Factors that affect quality and shape complexity of delicious 3D printed food
April 21, 2023 | Food Testing Lab
3D-food printing could just be the panacea to global challenges of food supply and nutrition. However, there are still hurdles in adapting additive manufacturing that needs to be addressed.
Additive manufacturing involves a lot of procedures: designing, pre-processing, manufacturing, and post-processing. Each of these steps breeds an opportunity for the creation of innovative foods. Researchers from the University of Ottawa identified a range of factors and features that would affect the food’s quality, improve control, and speed up printing process and production.
Factors such as changing the printing patterns and ingredients of the initial mix or paste impacts the food’s matrix and microstructures, consequently affecting the food’s texture. The flow of the mix is also fundamental and is a function of how ingredients are controlled and the process conditions.

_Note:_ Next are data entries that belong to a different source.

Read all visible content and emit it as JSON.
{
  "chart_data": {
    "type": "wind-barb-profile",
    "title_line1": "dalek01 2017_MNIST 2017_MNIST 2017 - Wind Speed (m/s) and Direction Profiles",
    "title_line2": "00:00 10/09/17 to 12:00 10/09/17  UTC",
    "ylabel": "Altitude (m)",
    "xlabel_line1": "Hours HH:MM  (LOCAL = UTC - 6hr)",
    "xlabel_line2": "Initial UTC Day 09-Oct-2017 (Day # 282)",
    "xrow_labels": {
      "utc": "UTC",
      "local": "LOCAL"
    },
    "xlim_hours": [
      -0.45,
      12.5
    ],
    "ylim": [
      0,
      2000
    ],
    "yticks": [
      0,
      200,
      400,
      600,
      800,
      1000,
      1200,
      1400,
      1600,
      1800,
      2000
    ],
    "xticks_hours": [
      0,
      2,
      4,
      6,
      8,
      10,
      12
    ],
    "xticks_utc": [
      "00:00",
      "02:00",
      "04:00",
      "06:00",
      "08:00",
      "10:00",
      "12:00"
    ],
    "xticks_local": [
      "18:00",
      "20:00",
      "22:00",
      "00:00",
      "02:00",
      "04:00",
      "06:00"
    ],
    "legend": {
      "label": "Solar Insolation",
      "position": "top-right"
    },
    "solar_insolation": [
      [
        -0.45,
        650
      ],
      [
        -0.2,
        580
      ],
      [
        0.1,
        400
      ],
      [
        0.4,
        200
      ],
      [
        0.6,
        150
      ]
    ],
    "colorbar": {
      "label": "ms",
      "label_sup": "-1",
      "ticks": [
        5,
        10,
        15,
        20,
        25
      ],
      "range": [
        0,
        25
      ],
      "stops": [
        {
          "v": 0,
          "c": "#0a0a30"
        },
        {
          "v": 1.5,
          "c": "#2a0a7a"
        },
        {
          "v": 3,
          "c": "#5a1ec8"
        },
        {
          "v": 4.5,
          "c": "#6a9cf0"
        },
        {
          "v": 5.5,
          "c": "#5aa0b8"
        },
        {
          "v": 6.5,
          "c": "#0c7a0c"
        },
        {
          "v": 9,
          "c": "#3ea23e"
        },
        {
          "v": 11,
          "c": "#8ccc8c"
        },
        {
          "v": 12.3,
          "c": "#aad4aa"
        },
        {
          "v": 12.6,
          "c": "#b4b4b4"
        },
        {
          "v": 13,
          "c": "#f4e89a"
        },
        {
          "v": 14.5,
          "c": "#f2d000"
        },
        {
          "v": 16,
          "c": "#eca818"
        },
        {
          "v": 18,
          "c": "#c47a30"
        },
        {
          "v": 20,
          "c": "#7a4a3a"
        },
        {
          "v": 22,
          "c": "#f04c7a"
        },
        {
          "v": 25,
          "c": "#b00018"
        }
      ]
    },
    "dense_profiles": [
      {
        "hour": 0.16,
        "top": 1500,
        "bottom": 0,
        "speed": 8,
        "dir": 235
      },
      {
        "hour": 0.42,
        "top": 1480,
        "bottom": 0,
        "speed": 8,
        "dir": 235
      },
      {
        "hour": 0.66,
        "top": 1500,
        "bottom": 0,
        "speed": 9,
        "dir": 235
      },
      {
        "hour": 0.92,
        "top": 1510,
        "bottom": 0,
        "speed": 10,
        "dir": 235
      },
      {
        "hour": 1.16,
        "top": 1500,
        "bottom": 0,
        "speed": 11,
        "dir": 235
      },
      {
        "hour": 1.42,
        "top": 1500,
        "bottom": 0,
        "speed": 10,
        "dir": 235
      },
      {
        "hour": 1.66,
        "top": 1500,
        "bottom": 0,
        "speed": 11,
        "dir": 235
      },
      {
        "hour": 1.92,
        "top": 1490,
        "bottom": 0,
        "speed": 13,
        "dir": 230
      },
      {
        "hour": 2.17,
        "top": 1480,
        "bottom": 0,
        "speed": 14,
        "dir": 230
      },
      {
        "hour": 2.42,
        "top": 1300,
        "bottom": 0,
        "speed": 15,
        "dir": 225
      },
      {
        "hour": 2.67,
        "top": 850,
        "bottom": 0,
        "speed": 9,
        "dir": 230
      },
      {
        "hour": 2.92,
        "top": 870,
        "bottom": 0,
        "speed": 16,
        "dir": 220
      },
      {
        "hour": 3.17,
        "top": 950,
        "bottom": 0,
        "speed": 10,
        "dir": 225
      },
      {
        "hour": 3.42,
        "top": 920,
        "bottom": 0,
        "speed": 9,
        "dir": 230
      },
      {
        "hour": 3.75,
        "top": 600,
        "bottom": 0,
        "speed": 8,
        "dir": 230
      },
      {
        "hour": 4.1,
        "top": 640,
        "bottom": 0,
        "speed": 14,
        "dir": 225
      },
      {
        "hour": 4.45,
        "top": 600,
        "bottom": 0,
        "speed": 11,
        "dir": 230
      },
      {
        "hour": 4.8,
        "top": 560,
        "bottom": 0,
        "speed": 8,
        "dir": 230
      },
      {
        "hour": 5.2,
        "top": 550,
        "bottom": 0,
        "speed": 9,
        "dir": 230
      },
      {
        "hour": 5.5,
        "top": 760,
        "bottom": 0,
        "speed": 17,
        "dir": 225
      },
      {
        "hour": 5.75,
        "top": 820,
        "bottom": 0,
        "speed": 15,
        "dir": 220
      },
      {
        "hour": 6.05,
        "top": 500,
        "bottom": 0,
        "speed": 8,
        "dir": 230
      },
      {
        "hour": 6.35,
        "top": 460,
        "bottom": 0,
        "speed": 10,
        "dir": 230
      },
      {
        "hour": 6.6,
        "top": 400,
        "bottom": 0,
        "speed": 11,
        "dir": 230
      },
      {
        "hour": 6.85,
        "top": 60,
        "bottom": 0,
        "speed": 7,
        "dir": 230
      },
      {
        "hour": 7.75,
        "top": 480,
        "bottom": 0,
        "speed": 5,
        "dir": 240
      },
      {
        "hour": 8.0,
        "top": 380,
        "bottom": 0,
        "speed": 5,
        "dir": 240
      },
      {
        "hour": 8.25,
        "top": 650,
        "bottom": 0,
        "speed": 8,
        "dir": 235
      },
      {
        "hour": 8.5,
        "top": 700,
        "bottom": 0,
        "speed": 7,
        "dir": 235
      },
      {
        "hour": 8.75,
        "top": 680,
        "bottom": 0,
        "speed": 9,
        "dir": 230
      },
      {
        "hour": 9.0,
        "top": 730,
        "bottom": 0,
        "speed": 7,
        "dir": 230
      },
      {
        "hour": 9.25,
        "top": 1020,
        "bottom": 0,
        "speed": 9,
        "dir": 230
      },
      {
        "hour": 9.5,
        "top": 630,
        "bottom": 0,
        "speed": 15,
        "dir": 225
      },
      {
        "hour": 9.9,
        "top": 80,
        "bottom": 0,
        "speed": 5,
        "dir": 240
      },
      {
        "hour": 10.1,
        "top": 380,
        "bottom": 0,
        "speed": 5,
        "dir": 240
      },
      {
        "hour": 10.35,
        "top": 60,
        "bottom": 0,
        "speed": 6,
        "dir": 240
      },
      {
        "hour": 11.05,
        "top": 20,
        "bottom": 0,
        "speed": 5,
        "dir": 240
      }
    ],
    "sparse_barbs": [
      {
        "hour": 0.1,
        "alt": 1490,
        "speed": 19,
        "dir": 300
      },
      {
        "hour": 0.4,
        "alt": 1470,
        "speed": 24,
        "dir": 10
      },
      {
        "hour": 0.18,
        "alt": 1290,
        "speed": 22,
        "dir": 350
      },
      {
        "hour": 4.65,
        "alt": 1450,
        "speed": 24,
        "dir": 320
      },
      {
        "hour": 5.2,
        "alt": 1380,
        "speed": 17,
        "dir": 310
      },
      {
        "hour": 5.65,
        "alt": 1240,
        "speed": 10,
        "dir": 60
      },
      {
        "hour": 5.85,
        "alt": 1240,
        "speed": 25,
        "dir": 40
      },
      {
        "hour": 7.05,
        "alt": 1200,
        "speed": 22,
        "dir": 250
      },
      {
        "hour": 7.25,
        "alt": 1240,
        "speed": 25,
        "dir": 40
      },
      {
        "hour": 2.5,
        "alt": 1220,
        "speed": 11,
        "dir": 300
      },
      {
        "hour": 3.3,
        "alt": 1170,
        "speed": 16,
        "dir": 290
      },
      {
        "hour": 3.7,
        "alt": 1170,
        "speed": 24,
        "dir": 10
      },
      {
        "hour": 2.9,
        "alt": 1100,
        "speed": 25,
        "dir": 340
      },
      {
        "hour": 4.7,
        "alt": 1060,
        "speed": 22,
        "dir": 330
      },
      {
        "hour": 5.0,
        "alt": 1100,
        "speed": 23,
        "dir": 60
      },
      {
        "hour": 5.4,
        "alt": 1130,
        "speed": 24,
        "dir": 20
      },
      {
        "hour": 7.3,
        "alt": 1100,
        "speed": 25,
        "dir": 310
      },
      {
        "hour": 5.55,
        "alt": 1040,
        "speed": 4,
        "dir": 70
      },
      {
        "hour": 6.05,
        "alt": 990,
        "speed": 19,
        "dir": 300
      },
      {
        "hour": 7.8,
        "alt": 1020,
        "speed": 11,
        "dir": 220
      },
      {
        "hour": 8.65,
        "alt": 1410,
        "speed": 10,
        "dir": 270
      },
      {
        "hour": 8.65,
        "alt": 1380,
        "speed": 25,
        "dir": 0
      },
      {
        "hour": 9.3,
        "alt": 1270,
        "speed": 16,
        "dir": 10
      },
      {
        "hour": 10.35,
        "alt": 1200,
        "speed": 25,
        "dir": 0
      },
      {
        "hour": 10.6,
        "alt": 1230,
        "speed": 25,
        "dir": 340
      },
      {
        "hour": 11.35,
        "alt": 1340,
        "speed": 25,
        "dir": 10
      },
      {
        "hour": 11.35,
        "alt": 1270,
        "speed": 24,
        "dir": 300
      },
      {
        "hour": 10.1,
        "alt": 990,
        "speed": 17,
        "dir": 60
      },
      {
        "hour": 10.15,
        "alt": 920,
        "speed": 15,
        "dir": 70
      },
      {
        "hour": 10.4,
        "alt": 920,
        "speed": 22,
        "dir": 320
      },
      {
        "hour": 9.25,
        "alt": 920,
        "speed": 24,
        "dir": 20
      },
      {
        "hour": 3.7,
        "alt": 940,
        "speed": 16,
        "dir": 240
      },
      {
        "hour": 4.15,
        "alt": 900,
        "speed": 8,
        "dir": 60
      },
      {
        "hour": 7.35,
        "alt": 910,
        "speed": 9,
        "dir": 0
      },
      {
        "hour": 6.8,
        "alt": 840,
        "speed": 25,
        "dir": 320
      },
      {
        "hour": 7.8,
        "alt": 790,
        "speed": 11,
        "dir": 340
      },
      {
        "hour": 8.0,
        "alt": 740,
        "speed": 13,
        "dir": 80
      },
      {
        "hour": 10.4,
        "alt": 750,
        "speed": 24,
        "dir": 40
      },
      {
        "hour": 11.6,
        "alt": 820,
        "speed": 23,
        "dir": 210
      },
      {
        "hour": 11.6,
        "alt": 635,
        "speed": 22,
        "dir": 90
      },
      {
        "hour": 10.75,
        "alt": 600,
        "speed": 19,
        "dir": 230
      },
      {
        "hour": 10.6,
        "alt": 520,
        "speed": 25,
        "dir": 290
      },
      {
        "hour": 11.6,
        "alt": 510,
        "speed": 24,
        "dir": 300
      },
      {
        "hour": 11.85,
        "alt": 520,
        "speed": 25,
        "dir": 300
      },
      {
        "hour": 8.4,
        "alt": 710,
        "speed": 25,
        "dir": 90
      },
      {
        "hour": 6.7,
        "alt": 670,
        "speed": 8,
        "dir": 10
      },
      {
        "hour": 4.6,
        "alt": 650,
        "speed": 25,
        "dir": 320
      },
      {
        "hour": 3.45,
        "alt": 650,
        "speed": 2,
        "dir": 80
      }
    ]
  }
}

According to Pulatsu, one of the research proponents, extrusion-based 3D printing is the most appropriate and practical technique for food. Ensuring a steady, continuous flow is the first step to successful printing, resulting in designing and producing shapes by layering string-like material in a controlled manner.
Other mechanisms include material jetting which uses liquid binders deposited on powder, which leads to the formation of self-supporting layers. Liquid inks that solidify after deposition can also be utilized. Still, for a more efficient processing for the food industry, the establishment of a printing path or a series of computer-controlled movements is crucial, especially that this is often skipped in food applications.
The researchers suggested that future studies should consider the cost-effectiveness of various technologies in terms of build time and toolpath strategies. The quality of edible materials, novel food, and its matrices should be designed in consultation with experts, from food scientists to chefs and engineers to meet current needs.